4) The 2023 3D work pushed the profile back toward uncertainty

The most important recent reset came in 2023. Mikami and colleagues gathered high-resolution 3D surface data from 153 specimens and added micro-CT analysis of stylets in the proboscis.[4] That scale matters. It shifts the discussion away from a few photogenic exemplars and toward a broader morphological sample.

Their conclusion was blunt: structures previously treated as vertebrate-style myomeres, a tri-lobed brain, tectal cartilages, and fin rays were not comparable with vertebrate anatomy after closer three-dimensional study.[4] The paper did not solve the animal by attaching it securely somewhere else. Instead, it narrowed the claim space. The authors concluded that Tullimonstrum may have been either a non-vertebrate chordate or a protostome with radically modified morphology.[4]

That is not a weak result. It is the kind of result good species profiling should preserve. A fossil becomes clearer when the false certainties are removed, even if the remaining answer is still open-ended.

5) What the strongest 2026 profile can actually say

The secure parts of the profile are now fairly stable. Tullimonstrum gregarium was a soft-bodied Pennsylvanian animal from the Mazon Creek Lagerstatte of Illinois, known only from that regional fossil window, with a stalked eye bar, an elongated proboscis carrying a grasping oral structure, and a tail built strongly enough to support an active-swimmer reading.[1][4][5]

The unstable part is taxonomic identity. The 2016 vertebrate case remains historically important because it clarified what a full vertebrate interpretation would have to explain.[2] The 2017 rebuttal and 2023 3D work, taken together, mean that vertebrate identity is no longer the safest default reading.[3][4] The most defensible 2026 position is narrower: the Tully monster is still best profiled as a resolved set of anatomical facts attached to an unresolved placement.
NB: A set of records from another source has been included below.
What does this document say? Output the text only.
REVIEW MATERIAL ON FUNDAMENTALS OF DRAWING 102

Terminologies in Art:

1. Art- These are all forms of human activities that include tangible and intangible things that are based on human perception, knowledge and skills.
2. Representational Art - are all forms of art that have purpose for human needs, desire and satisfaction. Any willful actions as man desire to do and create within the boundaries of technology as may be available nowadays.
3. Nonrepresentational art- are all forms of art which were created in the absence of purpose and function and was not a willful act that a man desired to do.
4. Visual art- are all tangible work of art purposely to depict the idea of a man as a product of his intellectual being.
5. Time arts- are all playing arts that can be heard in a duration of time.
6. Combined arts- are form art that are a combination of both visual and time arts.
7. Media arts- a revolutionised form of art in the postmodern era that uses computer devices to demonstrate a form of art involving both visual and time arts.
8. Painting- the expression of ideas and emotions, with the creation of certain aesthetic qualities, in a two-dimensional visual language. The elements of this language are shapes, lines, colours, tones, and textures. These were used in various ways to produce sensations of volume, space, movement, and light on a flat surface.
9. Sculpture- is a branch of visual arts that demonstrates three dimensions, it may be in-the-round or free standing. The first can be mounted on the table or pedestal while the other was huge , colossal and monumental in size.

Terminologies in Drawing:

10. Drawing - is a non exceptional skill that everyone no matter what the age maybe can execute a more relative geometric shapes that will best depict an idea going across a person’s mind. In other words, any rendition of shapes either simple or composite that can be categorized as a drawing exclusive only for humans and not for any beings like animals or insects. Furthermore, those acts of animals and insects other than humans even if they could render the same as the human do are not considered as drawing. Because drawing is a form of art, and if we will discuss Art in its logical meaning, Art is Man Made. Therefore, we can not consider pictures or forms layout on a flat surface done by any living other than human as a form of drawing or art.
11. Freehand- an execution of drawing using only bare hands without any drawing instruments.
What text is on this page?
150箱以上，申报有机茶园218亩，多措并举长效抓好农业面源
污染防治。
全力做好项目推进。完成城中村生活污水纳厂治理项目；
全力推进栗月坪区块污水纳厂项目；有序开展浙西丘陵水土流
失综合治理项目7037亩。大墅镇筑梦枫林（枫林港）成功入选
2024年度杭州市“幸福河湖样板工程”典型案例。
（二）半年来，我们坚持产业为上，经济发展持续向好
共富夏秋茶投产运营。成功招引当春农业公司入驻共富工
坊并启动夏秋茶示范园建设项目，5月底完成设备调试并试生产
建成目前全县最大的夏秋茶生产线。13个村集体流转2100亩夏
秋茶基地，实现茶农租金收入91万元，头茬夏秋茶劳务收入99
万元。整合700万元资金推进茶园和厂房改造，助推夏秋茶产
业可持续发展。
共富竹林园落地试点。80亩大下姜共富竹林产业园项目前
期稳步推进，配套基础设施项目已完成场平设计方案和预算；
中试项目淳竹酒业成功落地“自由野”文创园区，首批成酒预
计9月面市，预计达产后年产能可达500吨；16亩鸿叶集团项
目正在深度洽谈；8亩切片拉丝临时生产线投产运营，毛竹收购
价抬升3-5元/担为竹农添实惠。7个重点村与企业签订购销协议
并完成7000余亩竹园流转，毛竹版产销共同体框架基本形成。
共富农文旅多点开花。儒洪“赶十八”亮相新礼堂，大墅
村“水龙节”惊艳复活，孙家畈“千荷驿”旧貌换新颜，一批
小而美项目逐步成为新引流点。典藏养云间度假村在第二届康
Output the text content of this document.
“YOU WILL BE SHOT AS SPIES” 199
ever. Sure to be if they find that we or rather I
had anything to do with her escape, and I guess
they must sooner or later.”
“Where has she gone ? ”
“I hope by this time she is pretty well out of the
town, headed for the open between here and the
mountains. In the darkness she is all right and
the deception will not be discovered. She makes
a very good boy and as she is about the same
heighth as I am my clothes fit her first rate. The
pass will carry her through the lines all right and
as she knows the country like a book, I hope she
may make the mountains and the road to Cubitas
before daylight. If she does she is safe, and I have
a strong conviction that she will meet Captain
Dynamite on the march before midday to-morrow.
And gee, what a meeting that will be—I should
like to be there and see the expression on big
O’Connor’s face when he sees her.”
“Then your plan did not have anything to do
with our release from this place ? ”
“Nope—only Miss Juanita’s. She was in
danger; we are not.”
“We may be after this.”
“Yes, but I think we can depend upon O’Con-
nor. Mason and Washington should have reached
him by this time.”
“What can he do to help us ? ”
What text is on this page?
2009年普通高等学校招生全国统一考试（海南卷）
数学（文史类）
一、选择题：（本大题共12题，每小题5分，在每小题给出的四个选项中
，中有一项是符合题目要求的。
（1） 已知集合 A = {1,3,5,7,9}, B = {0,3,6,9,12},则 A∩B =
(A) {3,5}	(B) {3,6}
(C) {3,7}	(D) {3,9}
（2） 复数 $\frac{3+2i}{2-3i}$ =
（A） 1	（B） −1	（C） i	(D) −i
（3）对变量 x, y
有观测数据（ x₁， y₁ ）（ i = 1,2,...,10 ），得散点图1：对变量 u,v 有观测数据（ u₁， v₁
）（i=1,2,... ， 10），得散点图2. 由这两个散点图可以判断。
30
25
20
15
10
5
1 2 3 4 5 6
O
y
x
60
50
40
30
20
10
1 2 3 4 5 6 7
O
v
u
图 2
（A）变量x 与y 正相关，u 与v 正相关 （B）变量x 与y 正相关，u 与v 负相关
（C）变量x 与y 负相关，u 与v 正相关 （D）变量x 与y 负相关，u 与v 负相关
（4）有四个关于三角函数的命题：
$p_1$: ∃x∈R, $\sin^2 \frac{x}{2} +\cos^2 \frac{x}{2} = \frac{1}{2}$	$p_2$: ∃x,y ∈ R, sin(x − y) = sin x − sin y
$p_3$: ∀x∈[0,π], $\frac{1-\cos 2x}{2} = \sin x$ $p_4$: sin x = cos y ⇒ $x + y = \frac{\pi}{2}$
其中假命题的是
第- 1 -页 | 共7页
That is not a failure of paleontology. It is one of paleontology's honest successes. Some fossils teach by settling a lineage. Others teach by exposing how classification is argued under imperfect preservation. Tullimonstrum belongs in the second group. Its enduring value is not that it gives us one more famous monster from the Carboniferous. It gives us a durable lesson in how much evidence a strange fossil must accumulate before resemblance becomes ancestry.

Sources

  1. Eugene S. Richardson Jr., "Wormlike Fossil from the Pennsylvanian of Illinois," Science (1966).
  2. Victoria E. McCoy et al., "The 'Tully monster' is a vertebrate," Nature (2016).
  3. Lauren C. Sallan et al., "The 'Tully Monster' is not a vertebrate: characters, convergence and taphonomy in Palaeozoic problematic animals," Palaeontology (2017).
  4. Tomoyuki Mikami et al., "Three-dimensional anatomy of the Tully monster casts doubt on its presumed vertebrate affinities," Palaeontology (2023).
  5. Illinois Department of Natural Resources, "Illinois State Symbols" page with the Tully monster entry.
  6. Wikimedia Commons file page for the photographed Tullimonstrum specimen used as the lead image.